Lots of video games start the same way, giving you a glimpse of the powers you’ll be wielding or environments you’ll be exploring. Then they’ll whip you back to a lower rung of the ladder and school you in the systems that govern the play experience.
The weird thing for me is that Nolan doesn’t appear to be one of the new breed of Hollywood filmmakers who spend hours upon hours playing video games — you know, the Brett Ratners and Zack Snyders of the world. I don’t mean that as an insult; rather, both men have been pretty vocal about their marathon gaming sessions. You can see the genre bleed-over between mediums in their work, as far as the way that games want to be movies and vice versa.
I’m not the only one to note the fingerprints of video game influence on Nolan’s latest. But, forget the seemingly obvious stuff: the fact Cobb’s team — assembled through loyalty missions — could be straight out of an RPG title, the snowy military assault in the third layer of dreamtime which looks an awful lot like “Call of Duty: Modern Warfare 2”, or that Ellen Page’s Ariadne, as an architect, is basically a level designer.
That stuff seems incidental to me. Instead, the deeper themes of the movie reverberate with several similarities to video games. There’s also the idea that crafting an experience in dreamtime is a pursuit you can lose yourself to. You can also see it in the goal-oriented vectors that run through the film, through a variety of alternate realities. Saito, Fisher and, of course, Cobb all have motivations that require them to manipulate reality, in both the real world and in the dreamscape.
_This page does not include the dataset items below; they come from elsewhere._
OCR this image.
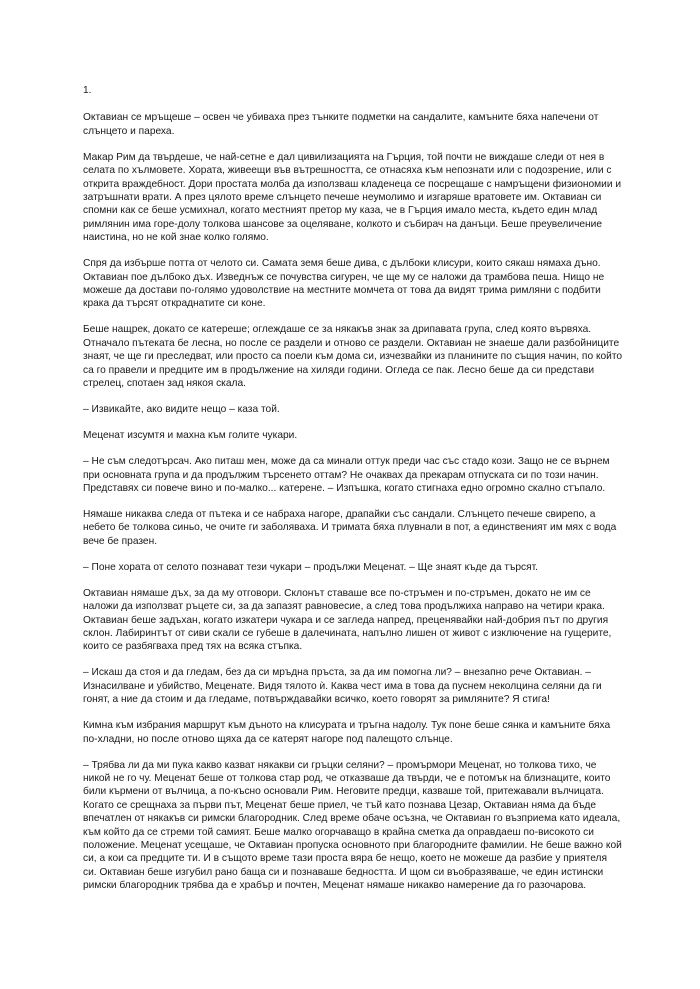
1.

Октавиан се мръщеше – освен че убиваха през тънките подметки на сандалите, камъните бяха напечени от слънцето и пареха.

Макар Рим да твърдеше, че най-сетне е дал цивилизацията на Гърция, той почти не виждаше следи от нея в селата по хълмовете. Хората, живеещи във вътрешността, се отнасяха към непознати или с подозрение, или с открита враждебност. Дори простата молба да използваш кладенеца се посрещаше с намръщени физиономии и затръшнати врати. А през цялото време слънцето печеше неумолимо и изгаряше вратовете им. Октавиан си спомни как се беше усмихнал, когато местният претор му каза, че в Гърция имало места, където един млад римлянин има горе-долу толкова шансове за оцеляване, колкото и събирач на данъци. Беше преувеличение наистина, но не кой знае колко голямо.

Спря да избърше потта от челото си. Самата земя беше дива, с дълбоки клисури, които сякаш нямаха дъно. Октавиан пое дълбоко дъх. Изведнъж се почувства сигурен, че ще му се наложи да трамбова пеша. Нищо не можеше да достави по-голямо удоволствие на местните момчета от това да видят трима римляни с подбити крака да търсят откраднатите си коне.

Беше нащрек, докато се катереше; оглеждаше се за някакъв знак за дрипавата група, след която вървяха. Отначало пътеката бе лесна, но после се раздели и отново се раздели. Октавиан не знаеше дали разбойниците знаят, че ще ги преследват, или просто са поели към дома си, изчезвайки из планините по същия начин, по който са го правели и предците им в продължение на хиляди години. Огледа се пак. Лесно беше да си представи стрелец, спотаен зад някоя скала.

– Извикайте, ако видите нещо – каза той.

Меценат изсумтя и махна към голите чукари.

– Не съм следотърсач. Ако питаш мен, може да са минали оттук преди час със стадо кози. Защо не се върнем при основната група и да продължим търсенето оттам? Не очаквах да прекарам отпуската си по този начин. Представях си повече вино и по-малко... катерене. – Изпъшка, когато стигнаха едно огромно скално стъпало.

Нямаше никаква следа от пътека и се набраха нагоре, драпайки със сандали. Слънцето печеше свирепо, а небето бе толкова синьо, че очите ги заболяваха. И тримата бяха плувнали в пот, а единственият им мях с вода вече бе празен.

– Поне хората от селото познават тези чукари – продължи Меценат. – Ще знаят къде да търсят.

Октавиан нямаше дъх, за да му отговори. Склонът ставаше все по-стръмен и по-стръмен, докато не им се наложи да използват ръцете си, за да запазят равновесие, а след това продължиха направо на четири крака. Октавиан беше задъхан, когато изкатери чукара и се загледа напред, преценявайки най-добрия път по другия склон. Лабиринтът от сиви скали се губеше в далечината, напълно лишен от живот с изключение на гущерите, които се разбягваха пред тях на всяка стъпка.

– Искаш да стоя и да гледам, без да си мръдна пръста, за да им помогна ли? – внезапно рече Октавиан. – Изнасилване и убийство, Меценате. Видя тялото ѝ. Каква чест има в това да пуснем неколцина селяни да ги гонят, а ние да стоим и да гледаме, потвърждавайки всичко, което говорят за римляните? Я стига!

Кимна към избрания маршрут към дъното на клисурата и тръгна надолу. Тук поне беше сянка и камъните бяха по-хладни, но после отново щяха да се катерят нагоре под палещото слънце.

– Трябва ли да ми пука какво казват някакви си гръцки селяни? – промърмори Меценат, но толкова тихо, че никой не го чу. Меценат беше от толкова стар род, че отказваше да твърди, че е потомък на близнаците, които били кърмени от вълчица, а по-късно основали Рим. Неговите предци, казваше той, притежавали вълчицата. Когато се срещнаха за първи път, Меценат беше приел, че тъй като познава Цезар, Октавиан няма да бъде впечатлен от някакъв си римски благородник. След време обаче осъзна, че Октавиан го възприема като идеала, към който да се стреми той самият. Беше малко огорчаващо в крайна сметка да оправдаеш по-високото си положение. Меценат усещаше, че Октавиан пропуска основното при благородните фамилии. Не беше важно кой си, а кои са предците ти. И в същото време тази проста вяра бе нещо, което не можеше да разбие у приятеля си. Октавиан беше изгубил рано баща си и познаваше бедността. И щом си въобразяваше, че един истински римски благородник трябва да е храбър и почтен, Меценат нямаше никакво намерение да го разочарова.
What really drives the video games-to-“Inception” connection home, though, is the idea of interaction. Other people’s consciousnesses exist as static ecosystems, the film posits, and interacting with them not only creates conflict but possibility, too. The best video games traffic in the same kind of idea, that you can change a fate for the better once you learn how it works. The term “video game” gets used as an epithet, when it describe movies. But, to me, “Inception” pings on video game logic in just the right ways.